Kitchener-Waterloo

Waterloo region's Community Carshare becomes Vrtucar

When Community Carshare began Ontario's first carsharing program 20 years ago, it was just 10 friends and a donated 1998 Toyota Tercel. Now the province's first official carsharing service has 2,000 active members and has been sold to Commmunauto — and subsidiary Vrtucar.

Community Carshare faced financial difficulties, limited resources to expand service

Community Carshare has more than 60 vehicles across southwestern Ontario. Vrtucar, and parent company Communauto, purchased the company effective March 27. (Community Carshare/YouTube)

Ontario's original carsharing service has been sold to the country's largest one — Communauto — and Ontario subsidiary Vrtucar. 

Members voted to sell the co-op in the fall at a special general meeting with the sale closing date set for Tuesday, March 27.

"Community Carshare, they've definitely been having some financial difficulties," explained Wilson Wood, president and CEO of Vrtucar. 

"They just simply weren't in a position to be able to expand their service or upgrade their fleet or their technology," Wood said. "They certainly were cash strapped and they needed a hand."

He said his company felt it was important to preserve carsharing in southwestern Ontario and moved to purchase the co-operative. 

The co-op's six paid staff will keep their jobs and will continue working out of its office in downtown Kitchener for now, one staff member told CBC K-W.

The People’s Car Co-operative Inc. began with just one car in 1998: a donated 1988 Toyota Tercel.

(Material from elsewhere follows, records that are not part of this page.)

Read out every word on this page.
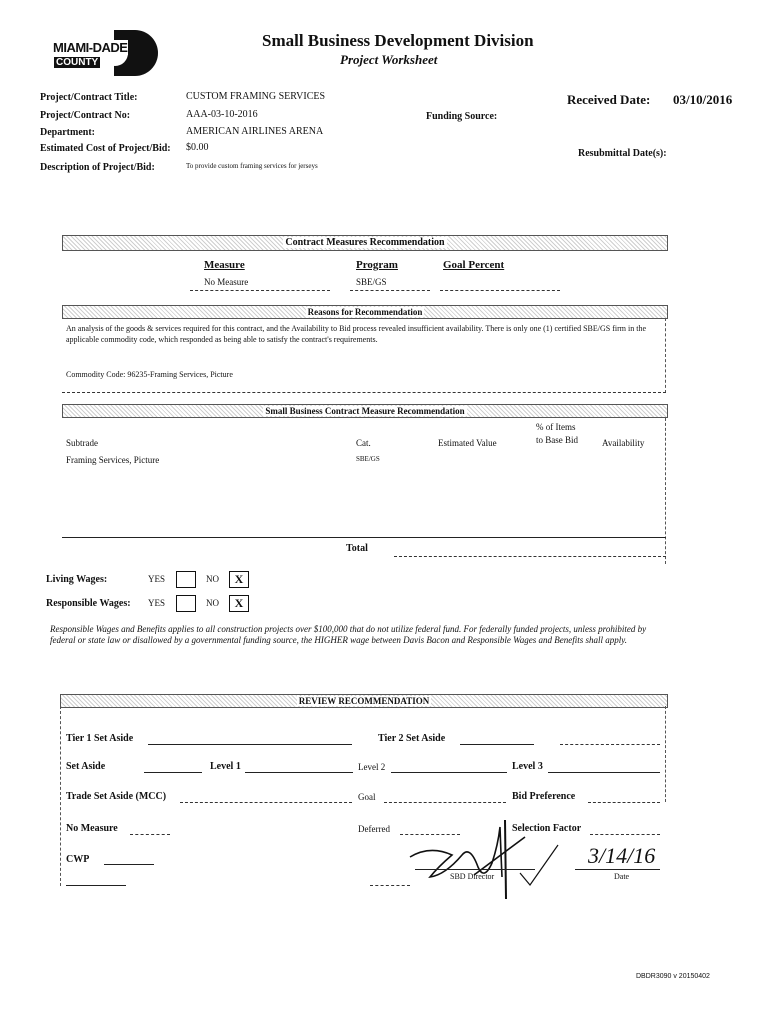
MIAMI-DADE
COUNTY
Small Business Development Division
Project Worksheet
Project/Contract Title:	CUSTOM FRAMING SERVICES
Project/Contract No:	AAA-03-10-2016
Department:	AMERICAN AIRLINES ARENA
Estimated Cost of Project/Bid: $0.00
Description of Project/Bid:	To provide custom framing services for jerseys
Funding Source:
Received Date: 03/10/2016
Resubmittal Date(s):
Contract Measures Recommendation
Measure	Program	Goal Percent
No Measure	SBE/GS
Reasons for Recommendation
An analysis of the goods & services required for this contract, and the Availability to Bid process revealed insufficient availability. There is only one (1) certified SBE/GS firm in the applicable commodity code, which responded as being able to satisfy the contract's requirements.
Commodity Code: 96235-Framing Services, Picture
Small Business Contract Measure Recommendation
Subtrade	Cat.	Estimated Value
% of Items
to Base Bid	Availability
Framing Services, Picture	SBE/GS
Total
Living Wages:	YES	NO	X
Responsible Wages: YES	NO	X
Responsible Wages and Benefits applies to all construction projects over $100,000 that do not utilize federal fund. For federally funded projects, unless prohibited by federal or state law or disallowed by a governmental funding source, the HIGHER wage between Davis Bacon and Responsible Wages and Benefits shall apply.
REVIEW RECOMMENDATION
Tier 1 Set Aside	Tier 2 Set Aside
Set Aside	Level 1	Level 2	Level 3
Trade Set Aside (MCC)	Goal	Bid Preference
No Measure	Deferred	Selection Factor
CWP	3/14/16
SBD Director	Date
DBDR3090 v 20150402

The co-op's second vehicle, pictured here, was a 1991 Honda Accord. (Submitted by: Community CarShare)

Carsharing across southwestern Ontario

Community Carshare was a co-operatively run service that started in 1998 as just 10 friends and a donated 1988 Toyota Tercel. Then, it was called The People's Car Co-operative Inc.

Twenty years later, the carsharing service has more than 60 vehicles — primarily in Waterloo region, but also extending into Hamilton, Guelph, Elmira, Burlington and London. 

In a message to members on March 25, the co-op's board of directors thanked members for their patience and understanding as staff worked through the handover. 

Change in rate plans, technology

"While we anticipate some significant operational changes over the months and years ahead, your staff have been working hard and are taking an active role in facilitating a smooth transition," the message said.

"Vrtucar management has a solid understanding of our operations, and they are looking forward to serving you." 

Wood, however, said members shouldn't notice much of a difference with Vrtucar at the helm. 

"In terms of people using the cars, on a day-to-day basis, there's absolutely no difference," Wood said. "There's going to be a change in rate plans and technology — but those are all to the good. Really to the user of the service: it's business as usual."

 One thing that will change is reservation rates — soon to be cheaper, according to an example given by Communauto president Marco Viviani in a news release Tuesday afternoon.

"Members under the 'Occasional' plan would pay $16.50 for a 1.5-hour, 15 kilometres trip. Under VRTUCAR's price structure and it's most popular 'Value' plan, the same trip would cost $11.78 to a Community CarShare member, a 29 per cent saving, or $11.25 with the Open plan, no monthly fee." 

Bittersweet transition

Katharine Albrecht was one of the co-op's early members and joined in 2002, when she was a Master's student at the University of Waterloo.

"Back then, there were four vehicles. I was member number 48," she said.

"To book it you called the office cellphone, which was carried around by the office manager, day and night, and she recorded your reservation in a daytimer." 

She said she joined because as a student, owning a car just wasn't practical. 

"Not everything you need to do is around the university and it was an exciting way to have access to a car without having to have the cost of owning one," she said. 

Fifteen years later, she and her husband are still active members. 

Albrecht said seeing the carshare change from a co-operative venture to a private business is bittersweet but probably for the best. 

"I admit that part of me is a little disappointed but at the same time I want it to thrive and if what the carshare needs to do is to leave the co-op roots and become a business in order to thrive, that's fine," she said. 

"I'd like to see it continue and grow."